Angeles Hernandez and David Matamoros' Isaac aims for pathos and quickly achieves bathos. Overlong at a scant 80 minutes and overly tasteful, even the sex.

Josie Rourke's Mary Queen of Scots is an incoherent mish-mash, neither fish nor fowl. A Ren Faire masque with the occasional actorly interlude. Ronan is fine as Mary, nailing her girlish impulsiveness. Robbie is disastrous as Elizabeth. The film's handling of religious, political, and sexual issues is laughably jejune. The subject seems cursed in terms of film adaptations. 

Mikio Naruse's When a Woman Ascends the Stairs, from 1960, is an engrossing look at the plight of a bar hostess in the Ginza. The film never feels like a manipulative melodrama, despite the presence of a small boy on crutches, because Naruse develops the story deliberately and serenely. The denouement is all the more shattering because of Naruse's restraint. Hideko Takamine, in the lead role, provides one of the era's most memorable characterizations.

Kim Ki-duk's Spring, Summer, Fall, Winter...Spring, from 2003, offers the story of two Buddhist monks told in five discrete vignettes.
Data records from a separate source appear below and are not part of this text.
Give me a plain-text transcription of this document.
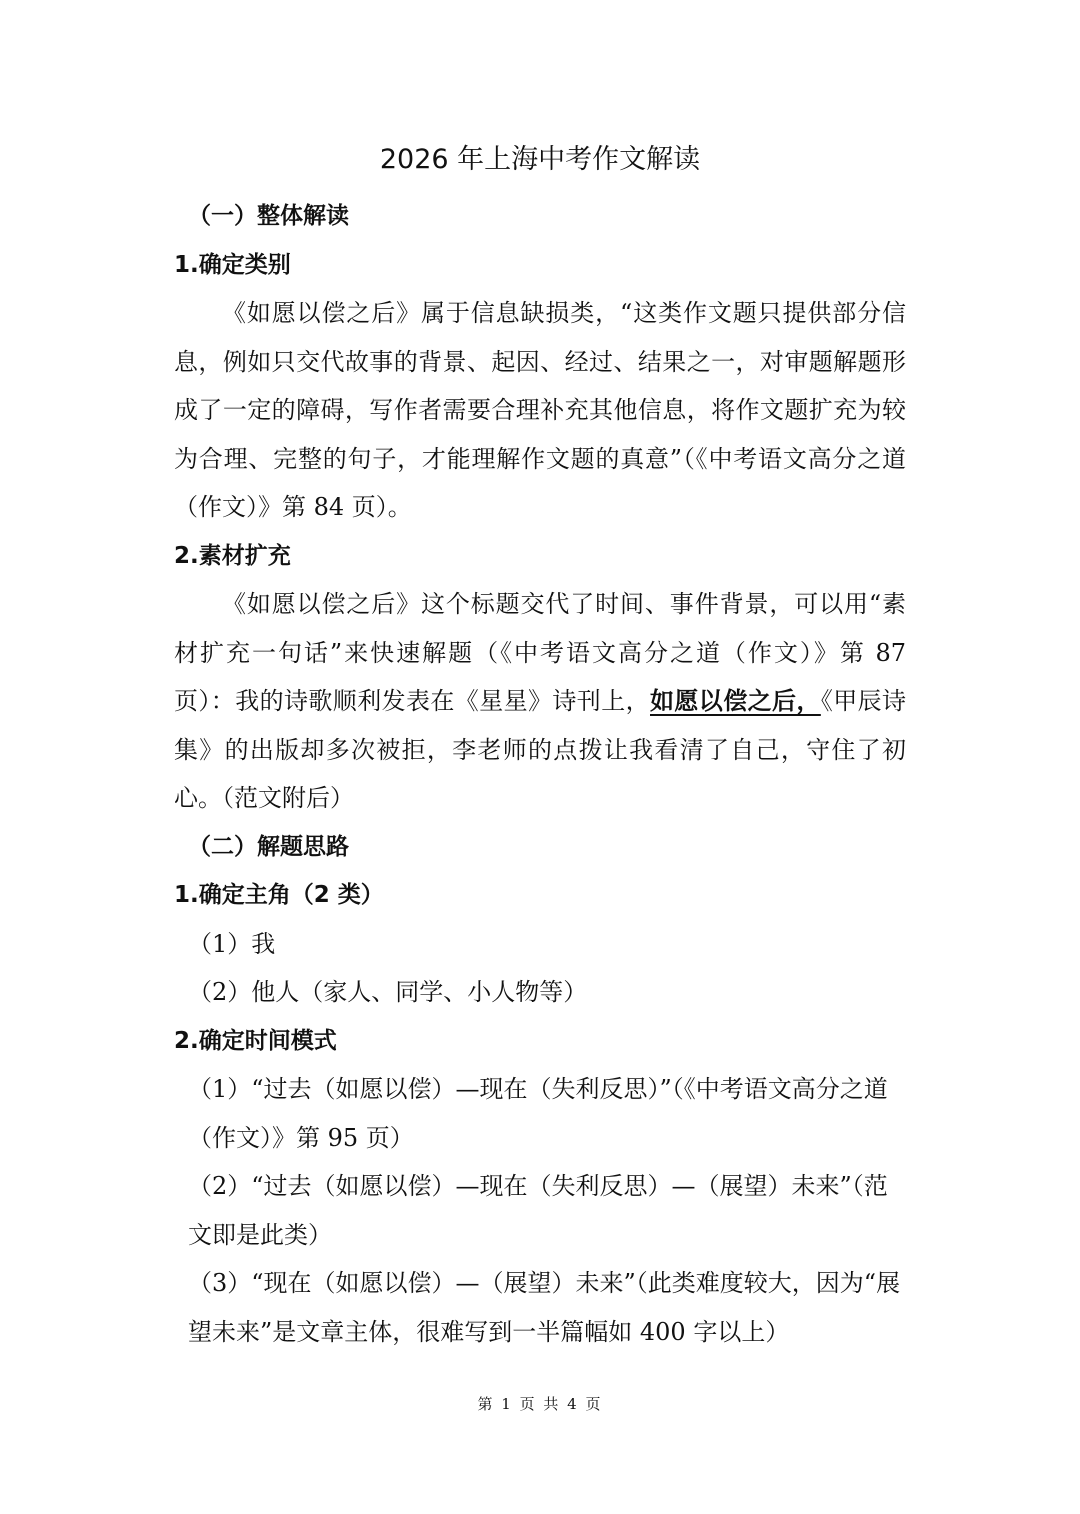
2026 年上海中考作文解读

（一）整体解读

1.确定类别

《如愿以偿之后》属于信息缺损类，“这类作文题只提供部分信息，例如只交代故事的背景、起因、经过、结果之一，对审题解题形成了一定的障碍，写作者需要合理补充其他信息，将作文题扩充为较为合理、完整的句子，才能理解作文题的真意”（《中考语文高分之道（作文）》第 84 页）。

2.素材扩充

《如愿以偿之后》这个标题交代了时间、事件背景，可以用“素材扩充一句话”来快速解题（《中考语文高分之道（作文）》第 87 页）：我的诗歌顺利发表在《星星》诗刊上，如愿以偿之后，《甲辰诗集》的出版却多次被拒，李老师的点拨让我看清了自己，守住了初心。（范文附后）

（二）解题思路

1.确定主角（2 类）

（1）我

（2）他人（家人、同学、小人物等）

2.确定时间模式

（1）“过去（如愿以偿）—现在（失利反思）”（《中考语文高分之道（作文）》第 95 页）

（2）“过去（如愿以偿）—现在（失利反思）—（展望）未来”（范文即是此类）

（3）“现在（如愿以偿）—（展望）未来”（此类难度较大，因为“展望未来”是文章主体，很难写到一半篇幅如 400 字以上）

第 1 页 共 4 页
The film has the elegance and profundity of a well constructed fable, but also contains the mordant undercurrents that were Kim's calling card. Kim's best film and a landmark of Korean cinema. 
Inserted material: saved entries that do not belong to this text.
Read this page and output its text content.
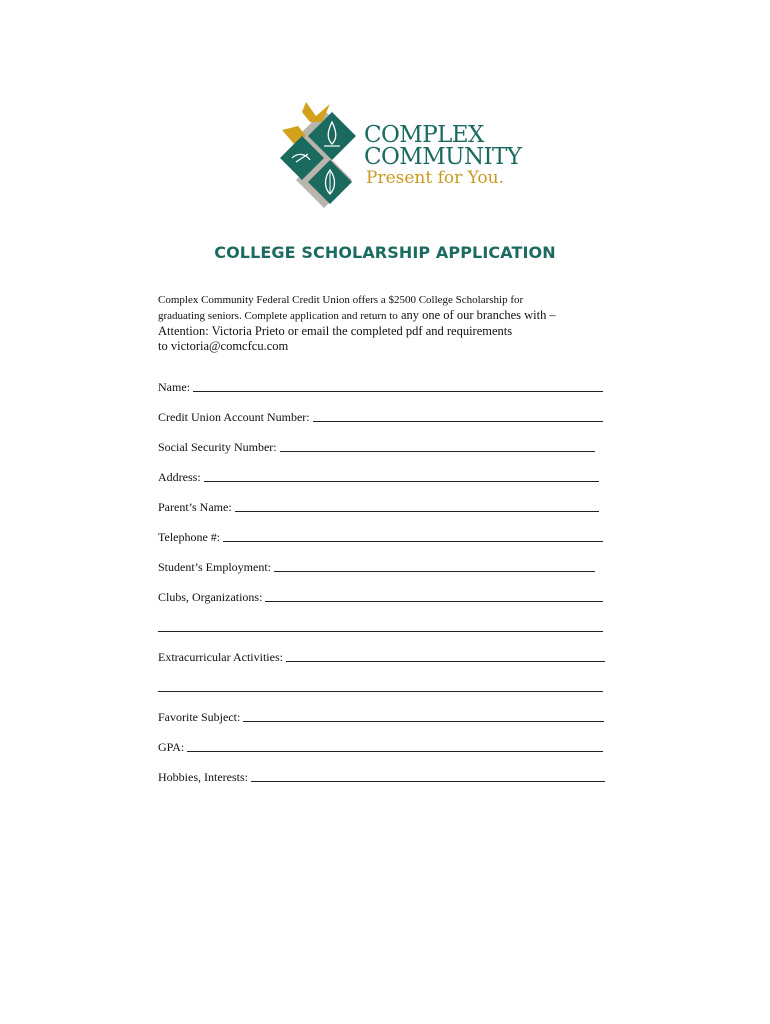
COMPLEX
COMMUNITY
Present for You.
COLLEGE SCHOLARSHIP APPLICATION
Complex Community Federal Credit Union offers a $2500 College Scholarship for
graduating seniors. Complete application and return to any one of our branches with –
Attention: Victoria Prieto or email the completed pdf and requirements
to victoria@comcfcu.com
Name:
Credit Union Account Number:
Social Security Number:
Address:
Parent’s Name:
Telephone #:
Student’s Employment:
Clubs, Organizations:
Extracurricular Activities:
Favorite Subject:
GPA:
Hobbies, Interests:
Dune is a lumbering sand worm of a movie, but it could have been worse. Director Denis Villeneuve's stolid and humorless style is a good match with that of Frank Herbert's ponderous epic. The film is generally well cast, though the appeal of Rebecca Ferguson continues to escape me. Villeneuve does find untapped pockets of warmth and charm in Jason Momoa. I prefer David Lynch's manic surrealism, but this version is, at least, more coherent. 
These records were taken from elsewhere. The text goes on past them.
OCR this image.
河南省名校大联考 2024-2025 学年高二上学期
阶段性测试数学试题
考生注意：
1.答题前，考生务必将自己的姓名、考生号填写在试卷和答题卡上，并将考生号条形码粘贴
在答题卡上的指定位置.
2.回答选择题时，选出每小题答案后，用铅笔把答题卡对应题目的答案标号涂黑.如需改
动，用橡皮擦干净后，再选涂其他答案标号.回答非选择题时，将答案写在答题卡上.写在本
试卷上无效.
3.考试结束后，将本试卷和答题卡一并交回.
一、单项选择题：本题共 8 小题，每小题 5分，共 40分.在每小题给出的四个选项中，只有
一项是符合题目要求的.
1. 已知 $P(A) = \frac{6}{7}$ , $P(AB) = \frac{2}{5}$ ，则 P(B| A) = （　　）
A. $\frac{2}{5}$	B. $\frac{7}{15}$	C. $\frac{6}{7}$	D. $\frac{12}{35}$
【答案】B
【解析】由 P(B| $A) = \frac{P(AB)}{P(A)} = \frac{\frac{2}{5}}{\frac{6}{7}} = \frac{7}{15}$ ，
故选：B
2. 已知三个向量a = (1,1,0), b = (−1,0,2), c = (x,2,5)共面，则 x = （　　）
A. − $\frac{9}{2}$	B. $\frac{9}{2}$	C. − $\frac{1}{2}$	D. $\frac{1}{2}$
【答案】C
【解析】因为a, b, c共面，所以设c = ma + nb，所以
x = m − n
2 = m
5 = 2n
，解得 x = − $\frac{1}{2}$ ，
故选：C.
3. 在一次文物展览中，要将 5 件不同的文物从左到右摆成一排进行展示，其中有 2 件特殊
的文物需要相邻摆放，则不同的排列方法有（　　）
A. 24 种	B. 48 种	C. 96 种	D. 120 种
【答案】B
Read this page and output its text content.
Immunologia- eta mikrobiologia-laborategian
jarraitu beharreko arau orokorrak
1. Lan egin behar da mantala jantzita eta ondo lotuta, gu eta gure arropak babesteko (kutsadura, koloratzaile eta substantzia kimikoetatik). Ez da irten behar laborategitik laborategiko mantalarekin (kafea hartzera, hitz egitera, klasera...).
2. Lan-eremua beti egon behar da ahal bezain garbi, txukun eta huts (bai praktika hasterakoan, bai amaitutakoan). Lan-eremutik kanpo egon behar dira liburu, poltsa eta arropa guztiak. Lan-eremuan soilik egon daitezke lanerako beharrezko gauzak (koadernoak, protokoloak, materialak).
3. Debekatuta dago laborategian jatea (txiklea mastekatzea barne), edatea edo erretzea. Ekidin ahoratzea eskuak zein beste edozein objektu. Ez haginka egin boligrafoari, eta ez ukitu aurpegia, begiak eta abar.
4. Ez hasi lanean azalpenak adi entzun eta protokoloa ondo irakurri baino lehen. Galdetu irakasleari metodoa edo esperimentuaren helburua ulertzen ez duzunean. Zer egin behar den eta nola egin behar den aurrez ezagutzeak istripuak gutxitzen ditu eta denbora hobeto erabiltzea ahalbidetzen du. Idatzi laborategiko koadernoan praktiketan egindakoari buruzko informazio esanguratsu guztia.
Reinaldo Marcus Green's King Richard is innocuous Oscar bait. Will Smith is fine and I particularly liked the contributions of Jon Bernthal, Tony Goldwyn, and Aunjanue Ellis. The portrayal of Richard Williams is fairly toothless. He is a far more prickly and complex character than the filmmakers were willing to portray. No other character in the film seems to have a comprehensible psyche. The recent Academy Awards contretemps will linger longer in the collective memory than the forgettable King Richard

Cary Joji Fukunaga's No Time to Die is above average Bondage.